Se o causídico, por desleixo omite-se em informar seu constituinte e o expõe à multa, ele deve responder por tal prejuízo.
O excesso de formalidades estranhas à Lei não se compatibiliza com o escopo da reforma do processo de execução. Quem está em juízo sabe que, depois de condenado a pagar, tem quinze dias para cumprir a obrigação e que, se não o fizer tempestivamente, pagará com acréscimo de 10%.
Para espancar dúvidas: não se pode exigir da parte que cumpra a sentença condenatória antes do trânsito em julgado (ou, pelo menos, enquanto houver a possibilidade de interposição de recurso com efeito suspensivo).

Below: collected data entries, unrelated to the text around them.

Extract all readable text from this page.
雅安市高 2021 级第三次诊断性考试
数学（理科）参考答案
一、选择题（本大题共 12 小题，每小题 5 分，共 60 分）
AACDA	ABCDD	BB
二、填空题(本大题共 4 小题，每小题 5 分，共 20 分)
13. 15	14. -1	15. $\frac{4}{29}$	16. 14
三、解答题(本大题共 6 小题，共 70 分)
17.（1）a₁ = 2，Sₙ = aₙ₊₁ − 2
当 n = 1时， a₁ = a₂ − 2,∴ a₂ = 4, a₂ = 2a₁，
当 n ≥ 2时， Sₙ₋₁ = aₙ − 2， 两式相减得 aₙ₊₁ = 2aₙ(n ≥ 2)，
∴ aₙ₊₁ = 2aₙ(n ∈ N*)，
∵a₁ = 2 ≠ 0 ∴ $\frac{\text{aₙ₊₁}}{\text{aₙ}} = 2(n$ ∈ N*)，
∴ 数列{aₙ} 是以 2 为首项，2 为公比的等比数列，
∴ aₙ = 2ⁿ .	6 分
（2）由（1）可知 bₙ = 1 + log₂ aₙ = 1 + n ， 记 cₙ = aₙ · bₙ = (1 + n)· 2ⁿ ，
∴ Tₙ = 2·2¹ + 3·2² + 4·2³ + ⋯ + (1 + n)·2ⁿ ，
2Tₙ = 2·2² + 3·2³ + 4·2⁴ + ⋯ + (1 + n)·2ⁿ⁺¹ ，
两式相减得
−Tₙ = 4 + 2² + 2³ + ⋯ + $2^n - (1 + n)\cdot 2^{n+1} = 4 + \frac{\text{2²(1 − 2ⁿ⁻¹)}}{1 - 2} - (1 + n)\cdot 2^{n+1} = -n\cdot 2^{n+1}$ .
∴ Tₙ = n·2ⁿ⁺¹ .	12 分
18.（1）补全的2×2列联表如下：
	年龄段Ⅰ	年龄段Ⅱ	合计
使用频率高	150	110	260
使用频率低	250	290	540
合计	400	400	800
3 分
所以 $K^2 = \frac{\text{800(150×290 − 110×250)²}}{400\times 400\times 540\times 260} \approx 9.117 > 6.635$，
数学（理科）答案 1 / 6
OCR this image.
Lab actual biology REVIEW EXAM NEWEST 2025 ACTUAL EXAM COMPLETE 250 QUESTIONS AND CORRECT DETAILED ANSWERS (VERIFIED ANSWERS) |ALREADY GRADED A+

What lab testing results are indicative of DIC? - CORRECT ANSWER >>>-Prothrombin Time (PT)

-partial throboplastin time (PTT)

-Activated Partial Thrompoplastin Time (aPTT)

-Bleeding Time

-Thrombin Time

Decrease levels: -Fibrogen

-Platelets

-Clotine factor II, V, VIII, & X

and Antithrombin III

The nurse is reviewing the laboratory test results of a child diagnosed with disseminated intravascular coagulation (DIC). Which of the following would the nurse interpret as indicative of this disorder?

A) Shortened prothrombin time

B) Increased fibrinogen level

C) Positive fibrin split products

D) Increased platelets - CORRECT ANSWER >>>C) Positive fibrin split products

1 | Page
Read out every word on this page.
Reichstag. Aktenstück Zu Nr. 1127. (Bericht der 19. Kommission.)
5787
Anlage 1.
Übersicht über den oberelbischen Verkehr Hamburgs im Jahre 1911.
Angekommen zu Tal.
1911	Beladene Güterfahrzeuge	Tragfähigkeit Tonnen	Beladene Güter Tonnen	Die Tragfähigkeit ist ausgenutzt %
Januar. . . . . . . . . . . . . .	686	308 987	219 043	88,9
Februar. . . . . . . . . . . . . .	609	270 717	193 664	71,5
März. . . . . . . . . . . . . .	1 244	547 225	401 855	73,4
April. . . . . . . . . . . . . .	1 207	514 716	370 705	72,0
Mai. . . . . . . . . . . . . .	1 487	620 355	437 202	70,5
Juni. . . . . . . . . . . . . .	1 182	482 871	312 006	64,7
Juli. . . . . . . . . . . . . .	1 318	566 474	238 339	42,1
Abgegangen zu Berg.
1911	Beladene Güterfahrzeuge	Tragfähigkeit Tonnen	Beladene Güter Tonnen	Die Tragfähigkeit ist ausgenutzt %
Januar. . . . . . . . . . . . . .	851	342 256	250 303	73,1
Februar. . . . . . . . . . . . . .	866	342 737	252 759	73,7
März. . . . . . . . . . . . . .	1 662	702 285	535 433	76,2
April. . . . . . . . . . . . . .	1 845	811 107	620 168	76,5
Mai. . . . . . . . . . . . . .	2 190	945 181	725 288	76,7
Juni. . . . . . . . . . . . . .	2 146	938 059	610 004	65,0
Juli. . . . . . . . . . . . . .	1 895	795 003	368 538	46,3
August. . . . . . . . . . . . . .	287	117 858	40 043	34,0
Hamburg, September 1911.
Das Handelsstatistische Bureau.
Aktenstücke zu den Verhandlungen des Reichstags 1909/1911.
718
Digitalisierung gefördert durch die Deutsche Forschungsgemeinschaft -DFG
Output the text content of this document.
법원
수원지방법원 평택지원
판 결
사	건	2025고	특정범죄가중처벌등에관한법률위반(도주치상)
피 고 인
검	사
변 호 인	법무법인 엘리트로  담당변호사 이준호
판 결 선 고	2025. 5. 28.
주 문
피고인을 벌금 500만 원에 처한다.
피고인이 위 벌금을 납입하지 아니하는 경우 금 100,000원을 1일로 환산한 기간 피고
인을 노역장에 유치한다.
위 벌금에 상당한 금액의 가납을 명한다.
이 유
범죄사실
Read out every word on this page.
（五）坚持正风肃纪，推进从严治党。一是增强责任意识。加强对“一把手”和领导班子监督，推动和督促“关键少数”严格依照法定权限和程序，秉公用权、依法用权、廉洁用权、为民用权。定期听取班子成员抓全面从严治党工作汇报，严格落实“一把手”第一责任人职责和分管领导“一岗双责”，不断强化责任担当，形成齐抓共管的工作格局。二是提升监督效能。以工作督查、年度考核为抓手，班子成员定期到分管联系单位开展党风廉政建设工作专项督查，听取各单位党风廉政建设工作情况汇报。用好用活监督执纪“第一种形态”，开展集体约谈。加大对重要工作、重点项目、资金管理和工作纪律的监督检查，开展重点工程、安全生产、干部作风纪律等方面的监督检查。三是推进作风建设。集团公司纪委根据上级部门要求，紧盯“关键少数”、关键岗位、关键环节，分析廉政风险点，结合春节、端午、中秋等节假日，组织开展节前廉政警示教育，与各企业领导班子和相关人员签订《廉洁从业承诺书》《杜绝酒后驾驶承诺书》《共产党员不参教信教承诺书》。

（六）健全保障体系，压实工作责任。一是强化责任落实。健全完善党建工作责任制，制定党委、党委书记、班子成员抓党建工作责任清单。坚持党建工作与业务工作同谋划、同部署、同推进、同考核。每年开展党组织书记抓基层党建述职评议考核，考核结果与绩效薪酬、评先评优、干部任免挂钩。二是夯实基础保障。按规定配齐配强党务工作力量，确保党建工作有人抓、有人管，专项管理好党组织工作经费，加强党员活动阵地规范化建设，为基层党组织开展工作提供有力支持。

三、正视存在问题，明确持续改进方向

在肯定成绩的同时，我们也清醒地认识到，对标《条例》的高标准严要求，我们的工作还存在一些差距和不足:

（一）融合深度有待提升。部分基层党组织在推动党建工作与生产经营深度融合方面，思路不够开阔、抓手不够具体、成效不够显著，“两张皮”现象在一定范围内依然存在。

O termo inicial dos quinze dias previstos no Art. 475-J do CPC, deve ser o trânsito em julgado da sentença. Passado o prazo da lei, independente de nova intimação do advogado ou da parte para cumprir a obrigação, incide a multa de 10% sobre o valor da condenação.
Se o credor precisar pedir ao juízo o cumprimento da sentença, já apresentará o cálculo, acrescido da multa.
Esse o procedimento estabelecido na Lei, em coerência com o escopo de tornar as decisões judiciais mais eficazes e confiáveis. Complicá-lo com filigranas é reduzir à inutilidade a reforma processual.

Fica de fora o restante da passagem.